We bagged up our parchment coffee and then headed back to the previous farm. Here the wet parchment was spread out on a mesh bed ready to be dried. We still needed to sort the coffee to remove any bits or damaged coffee. That’s the third decision that has had to be taken within a very short time. The process we have selected is “honey”. We’ve kept the mucilage on the parchment coffee and then left it to dry. A note was made and who knows maybe one day I’ll see it in Jersey.

We washed ourselves of the sticky mucilage, thanked our hosts and headed back down towards the Copacus restaurant where we dropped in for lunch before heading back to the factory for some more cupping. Whilst we were tasting the coffee and unbeknown to us the staff of the factory had swept a shape into the coffee drying on the patio. The Wakefield logo and 50 years appeared as if by magic and was a wonderful touch for the London based company who had brought me here.

Up next was the last excursion of the day. We visited a large enclosure full of coffee being solar dried. It’s quite a complex thing as ensuring that each layer dries evenly is vital to the final cup of coffee. We were then taken to a small greenhouse where Julisa an unassuming lady was working with a US University trialing different soil combinations and pot sizes in order to optimise production.
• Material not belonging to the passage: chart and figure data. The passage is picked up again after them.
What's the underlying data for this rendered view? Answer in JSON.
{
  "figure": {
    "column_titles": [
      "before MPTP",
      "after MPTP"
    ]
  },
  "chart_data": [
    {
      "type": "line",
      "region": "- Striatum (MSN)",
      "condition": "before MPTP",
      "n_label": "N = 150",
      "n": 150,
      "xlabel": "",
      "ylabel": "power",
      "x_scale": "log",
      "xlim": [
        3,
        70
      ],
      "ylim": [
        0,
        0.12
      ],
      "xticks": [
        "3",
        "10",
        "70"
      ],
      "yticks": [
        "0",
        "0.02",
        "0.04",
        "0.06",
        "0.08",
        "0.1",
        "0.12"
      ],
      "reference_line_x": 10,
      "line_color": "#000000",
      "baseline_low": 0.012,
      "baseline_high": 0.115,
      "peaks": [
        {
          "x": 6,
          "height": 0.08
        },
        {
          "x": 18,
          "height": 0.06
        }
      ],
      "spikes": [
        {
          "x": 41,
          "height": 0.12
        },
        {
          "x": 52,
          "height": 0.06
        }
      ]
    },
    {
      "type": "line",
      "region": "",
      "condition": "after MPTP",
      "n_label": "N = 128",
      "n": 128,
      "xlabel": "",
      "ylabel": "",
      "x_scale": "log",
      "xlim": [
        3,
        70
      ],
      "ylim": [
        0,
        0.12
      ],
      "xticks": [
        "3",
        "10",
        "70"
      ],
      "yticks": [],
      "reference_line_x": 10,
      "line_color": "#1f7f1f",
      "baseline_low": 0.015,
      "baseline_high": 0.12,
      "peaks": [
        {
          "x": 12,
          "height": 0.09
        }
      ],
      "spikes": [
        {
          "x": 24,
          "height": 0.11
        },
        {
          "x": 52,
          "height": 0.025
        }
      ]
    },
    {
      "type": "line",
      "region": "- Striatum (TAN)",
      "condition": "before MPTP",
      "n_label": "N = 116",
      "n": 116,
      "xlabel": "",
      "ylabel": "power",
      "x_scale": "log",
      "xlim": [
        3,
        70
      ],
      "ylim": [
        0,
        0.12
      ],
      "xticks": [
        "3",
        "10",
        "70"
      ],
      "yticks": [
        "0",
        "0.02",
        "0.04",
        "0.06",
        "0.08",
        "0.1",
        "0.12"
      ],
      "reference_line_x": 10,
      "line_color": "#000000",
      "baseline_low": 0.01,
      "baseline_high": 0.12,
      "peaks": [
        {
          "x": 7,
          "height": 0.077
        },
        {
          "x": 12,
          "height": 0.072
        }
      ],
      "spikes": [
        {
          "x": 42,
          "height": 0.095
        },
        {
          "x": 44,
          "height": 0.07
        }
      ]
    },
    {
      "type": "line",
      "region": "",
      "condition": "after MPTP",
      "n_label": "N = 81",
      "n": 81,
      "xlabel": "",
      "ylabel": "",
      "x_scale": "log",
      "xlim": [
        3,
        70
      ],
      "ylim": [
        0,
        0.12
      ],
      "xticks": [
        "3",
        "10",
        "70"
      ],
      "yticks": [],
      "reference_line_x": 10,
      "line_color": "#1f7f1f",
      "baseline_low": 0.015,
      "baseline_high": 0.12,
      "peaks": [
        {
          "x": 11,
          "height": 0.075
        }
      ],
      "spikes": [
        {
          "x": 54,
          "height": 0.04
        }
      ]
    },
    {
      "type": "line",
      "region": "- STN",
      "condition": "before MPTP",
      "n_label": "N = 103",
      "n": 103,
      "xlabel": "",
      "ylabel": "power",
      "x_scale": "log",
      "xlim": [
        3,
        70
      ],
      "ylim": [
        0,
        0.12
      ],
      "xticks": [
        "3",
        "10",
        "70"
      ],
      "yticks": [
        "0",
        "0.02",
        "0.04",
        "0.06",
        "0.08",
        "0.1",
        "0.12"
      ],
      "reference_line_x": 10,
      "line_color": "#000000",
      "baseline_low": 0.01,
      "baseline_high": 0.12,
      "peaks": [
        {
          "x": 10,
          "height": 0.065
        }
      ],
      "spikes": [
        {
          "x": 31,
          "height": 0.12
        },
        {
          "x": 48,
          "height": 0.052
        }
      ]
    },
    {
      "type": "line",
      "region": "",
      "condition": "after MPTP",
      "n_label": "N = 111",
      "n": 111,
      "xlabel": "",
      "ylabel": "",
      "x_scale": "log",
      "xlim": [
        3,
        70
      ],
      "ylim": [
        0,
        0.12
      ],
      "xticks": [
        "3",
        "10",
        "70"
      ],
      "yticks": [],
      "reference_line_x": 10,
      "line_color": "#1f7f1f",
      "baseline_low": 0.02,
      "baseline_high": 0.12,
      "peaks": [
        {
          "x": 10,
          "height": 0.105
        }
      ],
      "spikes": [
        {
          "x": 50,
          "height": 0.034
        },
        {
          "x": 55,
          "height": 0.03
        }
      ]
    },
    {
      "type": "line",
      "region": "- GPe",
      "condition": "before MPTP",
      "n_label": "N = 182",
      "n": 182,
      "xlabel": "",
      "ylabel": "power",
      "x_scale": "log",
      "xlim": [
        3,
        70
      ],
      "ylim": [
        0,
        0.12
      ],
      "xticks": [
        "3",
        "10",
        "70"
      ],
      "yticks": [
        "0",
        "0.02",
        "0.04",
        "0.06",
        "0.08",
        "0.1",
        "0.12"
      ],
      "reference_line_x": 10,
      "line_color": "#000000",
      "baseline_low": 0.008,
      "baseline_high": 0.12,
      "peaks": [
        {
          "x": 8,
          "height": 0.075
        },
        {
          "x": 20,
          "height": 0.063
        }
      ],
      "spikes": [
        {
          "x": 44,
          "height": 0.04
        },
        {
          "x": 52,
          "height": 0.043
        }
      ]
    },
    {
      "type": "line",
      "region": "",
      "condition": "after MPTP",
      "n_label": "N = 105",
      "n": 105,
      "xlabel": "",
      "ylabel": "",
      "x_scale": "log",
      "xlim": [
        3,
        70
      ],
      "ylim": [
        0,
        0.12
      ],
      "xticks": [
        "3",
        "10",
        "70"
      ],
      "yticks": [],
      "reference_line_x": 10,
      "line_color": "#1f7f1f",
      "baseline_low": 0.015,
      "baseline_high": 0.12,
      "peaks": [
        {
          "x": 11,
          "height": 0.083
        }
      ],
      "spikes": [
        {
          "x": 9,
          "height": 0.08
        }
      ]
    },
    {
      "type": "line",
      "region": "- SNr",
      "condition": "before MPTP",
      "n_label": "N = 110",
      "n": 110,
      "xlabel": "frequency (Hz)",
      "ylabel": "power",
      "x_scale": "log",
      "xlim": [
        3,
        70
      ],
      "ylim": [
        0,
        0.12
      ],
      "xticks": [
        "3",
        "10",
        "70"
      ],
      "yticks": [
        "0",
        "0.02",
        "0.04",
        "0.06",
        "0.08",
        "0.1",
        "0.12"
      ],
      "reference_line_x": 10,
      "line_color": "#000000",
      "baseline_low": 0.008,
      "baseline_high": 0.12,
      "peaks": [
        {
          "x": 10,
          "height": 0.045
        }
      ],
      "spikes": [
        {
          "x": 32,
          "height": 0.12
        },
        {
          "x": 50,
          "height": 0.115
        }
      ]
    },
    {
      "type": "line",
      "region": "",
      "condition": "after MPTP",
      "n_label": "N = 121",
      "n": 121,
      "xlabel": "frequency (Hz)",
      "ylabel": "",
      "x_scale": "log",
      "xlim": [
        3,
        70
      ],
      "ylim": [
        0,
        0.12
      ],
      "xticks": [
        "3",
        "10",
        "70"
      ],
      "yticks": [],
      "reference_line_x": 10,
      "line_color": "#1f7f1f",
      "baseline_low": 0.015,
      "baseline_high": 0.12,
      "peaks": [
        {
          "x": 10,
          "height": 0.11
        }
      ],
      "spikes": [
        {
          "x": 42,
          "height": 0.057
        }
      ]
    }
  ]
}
The pot size was I thought particularly interesting. It enabled them to delay the planting out of the bush by up to a year without losing a years’ production time. This could be because weather conditions weren’t right or world coffee market prices weren’t conducive to planting more coffee.

Trying to grow great coffee in the face of so much volatility is a huge challenge and you have to admire people like Omar who to some extent appear to be able to see the wood in the trees. Next stop a huge indoor composting site, the second of our travels and affirmation that maintaining a healthy soil structure is vital to the resilience of the coffee bush. It all sounds so obvious yet for decades it’s the giant agrochemical businesses that have been getting farmers hooked on chemicals. It made my trip to Araku valley in India a few years earlier seem very pioneering.  

It is a real battle to change hearts and minds. Omar is out there selling hope and he’s relying on his team to deliver. Believing that locals who have grown up in the surrounding villages can give you a product that might be better than that sold by global chemical companies with “science” and multi-million dollar advertising budgets is a real leap of faith. One false step from Omar and he’s lost everything.

Finally, we reached a large pond full of fish, another diversification idea they had which hadn’t quite worked out as initially planned, so the fish remained largely untroubled for the time being.

Omar sat wearily down on the steps leading into the pond. Was it because of the long day or the burden of being responsible for the future of so many people I wondered? We headed back towards the cars marveling at the extraordinary hanging nests of a noisy flock of Oropendola. Nature does come up with some crazy ideas oh and of course a honey processing plant.

It was our last evening with Copacus and Omar was off to church, no doubt to share his burden with the Almighty. The next day we were headed for La Entrada, the gateway from coastal Honduras to the mountainous Western highlands and where we would meet the final link in the chain, the coffee exporters.